Louisa Baldwin

Fiction Writer and Poet

  • Born: August 8, 1845
  • Birthplace: Wakefield, England
  • Died: May 16, 1925
  • Place of death: England

Biography

Louisa Baldwin was born on August 8, 1845, in Wakefield, England, to Reverend George Browne Macdonald and Hannah (Jones) Browne, the reverend’s second wife. She was the eighth of eleven children. Her birthday was also St. Louis King Day, so her father—who was reading about King Louis XVI on the day she was born—named her after him. Despite having the nickname Louie, she was a frail child who was slow at learning, reading, and writing. Her brothers and sisters doted on their fragile, nearsighted sister, and took dictation for her when she—at seven—began crafting short stories, such as “The History of the Piebald Family.” Baldwin soon moved on to other forms, such as poetry and personal letters, that exhibit her youthful literary commentaries.

Despite her regal moniker, Baldwin lived the requisite unembellished life of a daughter of Methodist parents who enforced a strict lifestyle: Education was imperative, and so the children were encouraged to learn by studying religious texts and by reading the works of William Makepeace Thackeray, Alfred, Lord Tennyson, and Sir Walter Scott, among others. For her family, worship was the cornerstone of ethical, thrifty, industrious living, and idleness was denounced as sinful.

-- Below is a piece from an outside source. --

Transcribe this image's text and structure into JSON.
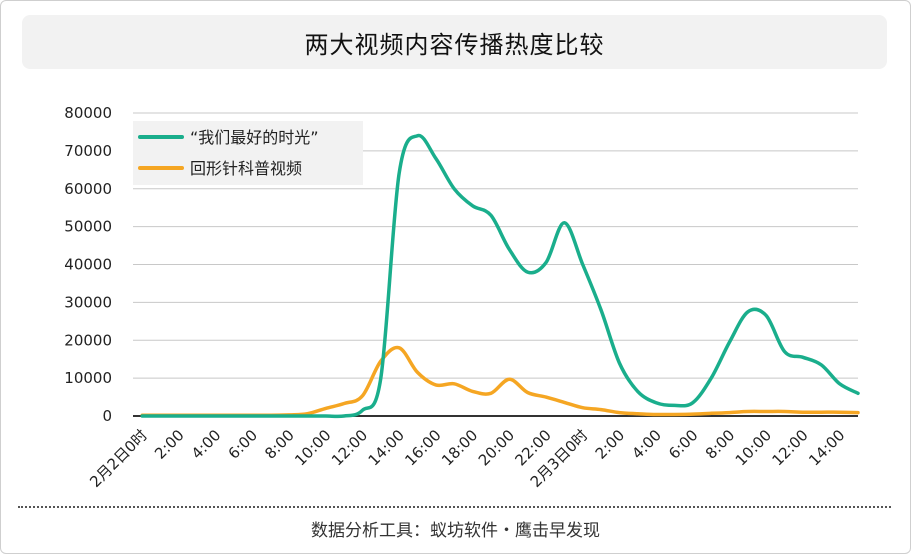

Baldwin’s mother was very strict and suffered from depression. Baldwin’s father was only slightly less strict, and his position as a Methodist minister forced him to move every three years (from Wakefield to Sheffield, Sheffield to Manchester, Manchester to Bristol, and back). Baldwin hoped to find financial security through her marriage to Alfred Baldwin, whom she met in July of 1866. Alfred Baldwin was the grandson of a Methodist minister (who preferred to be known called an Anglican) who Louisa Baldwin saw as a worldly, influential talent. Other than two close friends, Edward Jones and William Morris, whom she had met through her brother and who encouraged her art and writing (and who featured her in their own work), Baldwin had had little exposure to gentlemen. A month after their meeting, Alfred and Louisa Baldwin were married in a double ceremony (Baldwin’s sister Agnes was married Edward Poynter in the same ceremony).

Despite the ill health that took Baldwin and her husband on frequent trips to the London doctors and the European spas, Baldwin had a son, Stanley, who would become prime minister in 1923. Though she had only published once in childhood—in 1865, a story in Victoria Magazine—Baldwin would publish several novels, a few collections of short stories, and some poetry. Her fiction studies social class—her stories are often about interclass marriages—and her poetry engages in an exploration of the deaths of her sister Agnes (in 1906) and her husband (in 1908) and in the social implications of war and religion. She is more famous as the mother of a prime minister and as the aunt of the author Rudyard Kipling than she is for her own writings.